Estos días me crucé por internet con la primer Wiki del mundo. Siendo un concepto tan nuevo y revolucionario, el autor advierte a los nuevos usuarios que pueden llegar a experimentar un “Shock Cultural”, y –digno artículo de Wiki– esas palabras vinculan a su descripción del concepto.

Mi resumen de lo que ahí se habla es que un “expatriado” puede verse en una isla ante la nueva cultura, y, si continúa el estilo de vida que llevaba en su país, puede ser juzgado rápidamente por el nuevo pueblo, ya que es fácil de confundir diferencia cultural con mala educación, o llana rudeza. Hay una miríada de pequeñas diferencias que parecen inofensivas, pero sumadas cobran relevancia: cuánto tomar o no, hacer brindis o no, llevarse ropa puesta de un negocio o no, cuánto hablar o no, ser muy puntual o no, servir o no, dejar pasar primero o no.

El desorden y la falta de reglas puede traer libertad y también caos. Las reglas implícitas y explícitas pueden traer orden y facilitar la comunicación pero inhibir un poco la espontaneidad. Yo estoy cada vez más del lado de la –posiblemente desordenada– libertad. Especialmente después de conocer tantas personas usando (y disfrutando) esa libertad, definiendo reglas propias que muchas veces intersecan con las de la sociedad. Con responsabilidad, adultez, con grandeza.

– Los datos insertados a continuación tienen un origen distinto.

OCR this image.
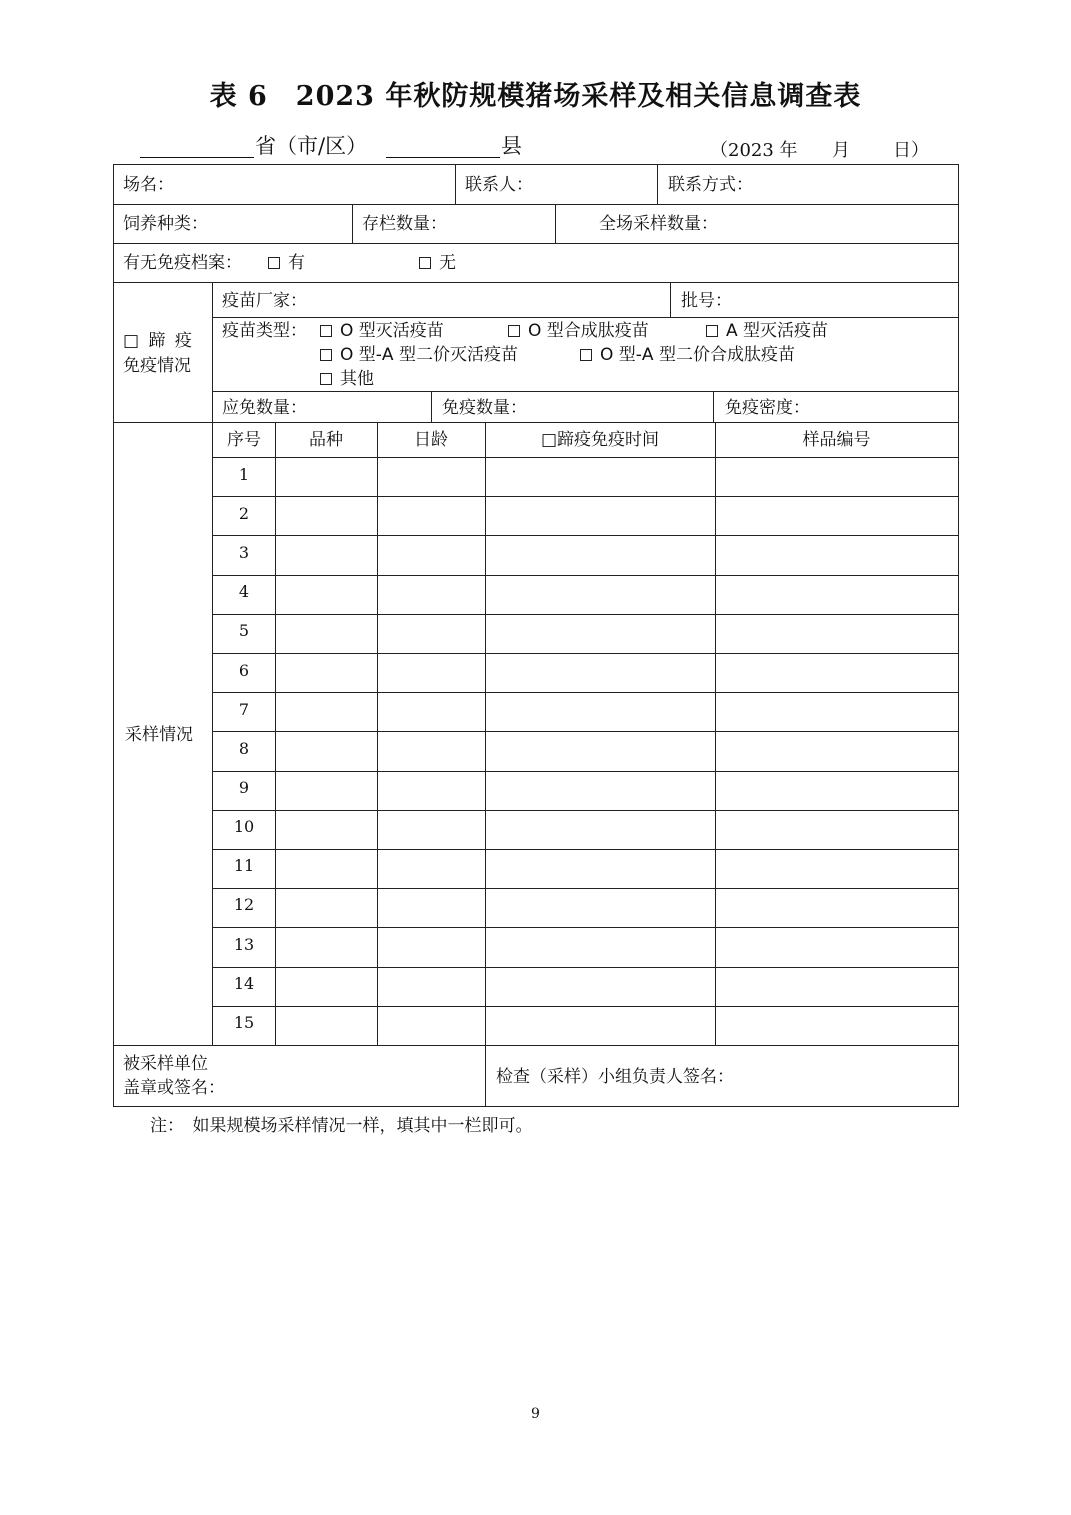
表 6　2023 年秋防规模猪场采样及相关信息调查表
省（市/区）	县	（2023 年 月 日）
场名：	联系人：	联系方式：
饲养种类：	存栏数量：	全场采样数量：
有无免疫档案：	有	无
□ 蹄 疫
免疫情况
疫苗厂家：	批号：
疫苗类型：	O 型灭活疫苗	O 型合成肽疫苗	A 型灭活疫苗
O 型-A 型二价灭活疫苗	O 型-A 型二价合成肽疫苗
其他
应免数量：	免疫数量：	免疫密度：
采样情况
序号	品种	日龄	□蹄疫免疫时间	样品编号
1
2
3
4
5
6
7
8
9
10
11
12
13
14
15
被采样单位
盖章或签名：
检查（采样）小组负责人签名：
注：　如果规模场采样情况一样，填其中一栏即可。
9
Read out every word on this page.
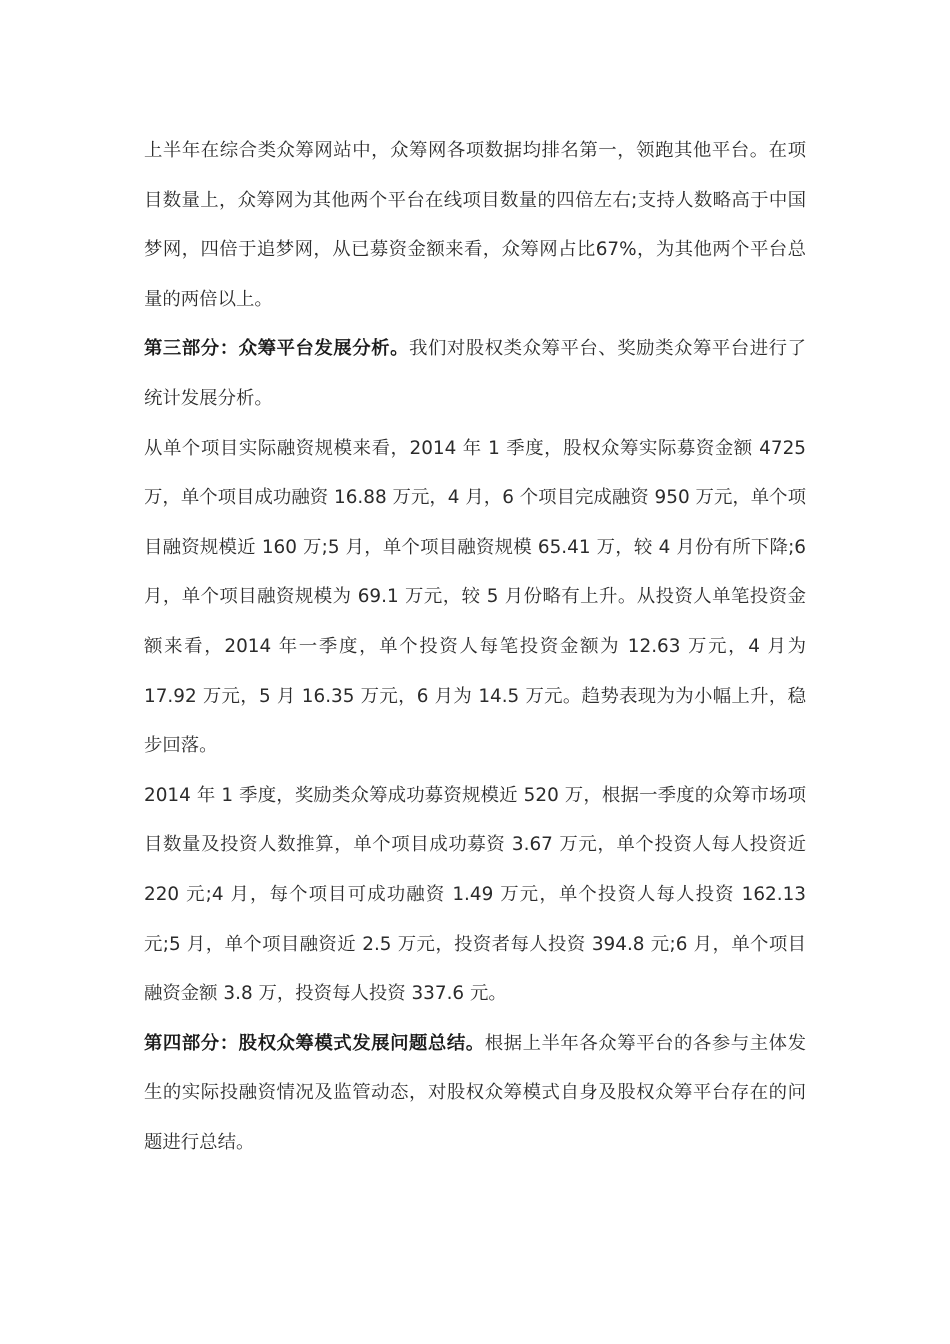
上半年在综合类众筹网站中，众筹网各项数据均排名第一，领跑其他平台。在项目数量上，众筹网为其他两个平台在线项目数量的四倍左右;支持人数略高于中国梦网，四倍于追梦网，从已募资金额来看，众筹网占比67%，为其他两个平台总量的两倍以上。

第三部分：众筹平台发展分析。我们对股权类众筹平台、奖励类众筹平台进行了统计发展分析。

从单个项目实际融资规模来看，2014 年 1 季度，股权众筹实际募资金额 4725 万，单个项目成功融资 16.88 万元，4 月，6 个项目完成融资 950 万元，单个项目融资规模近 160 万;5 月，单个项目融资规模 65.41 万，较 4 月份有所下降;6 月，单个项目融资规模为 69.1 万元，较 5 月份略有上升。从投资人单笔投资金额来看，2014 年一季度，单个投资人每笔投资金额为 12.63 万元，4 月为 17.92 万元，5 月 16.35 万元，6 月为 14.5 万元。趋势表现为为小幅上升，稳步回落。

2014 年 1 季度，奖励类众筹成功募资规模近 520 万，根据一季度的众筹市场项目数量及投资人数推算，单个项目成功募资 3.67 万元，单个投资人每人投资近 220 元;4 月，每个项目可成功融资 1.49 万元，单个投资人每人投资 162.13 元;5 月，单个项目融资近 2.5 万元，投资者每人投资 394.8 元;6 月，单个项目融资金额 3.8 万，投资每人投资 337.6 元。

第四部分：股权众筹模式发展问题总结。根据上半年各众筹平台的各参与主体发生的实际投融资情况及监管动态，对股权众筹模式自身及股权众筹平台存在的问题进行总结。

Hablé con un ex empleado de la empresa líder en mi industria. Una empresa exitosísima, con millones de clientes, impulsada por cerca de 30 personas. Una empresa que deja total libertad a los empleados porque “comparten cultura”: no se cuentan los días de vacaciones, tienen tarjetas de crédito sin límite. Le pregunté cómo los empleadores encuentran personas capaces de manejar tanta libertad de manera provechosa para todos, cuál es esa “cualidad sin nombre” que define quién entra y quien no. Casi sin pensarlo contestó “quienes traían rollos de su vida privada duraban pocas semanas: la cualidad sin nombre se llama felicidad”. ¿Son los felices quienes saben llevar bien las propias riendas?

Si eso es verdad, cada uno sabrá cuantas reglas necesita seguir para tomar las decisiones (grandes o pequeñas) de su vida.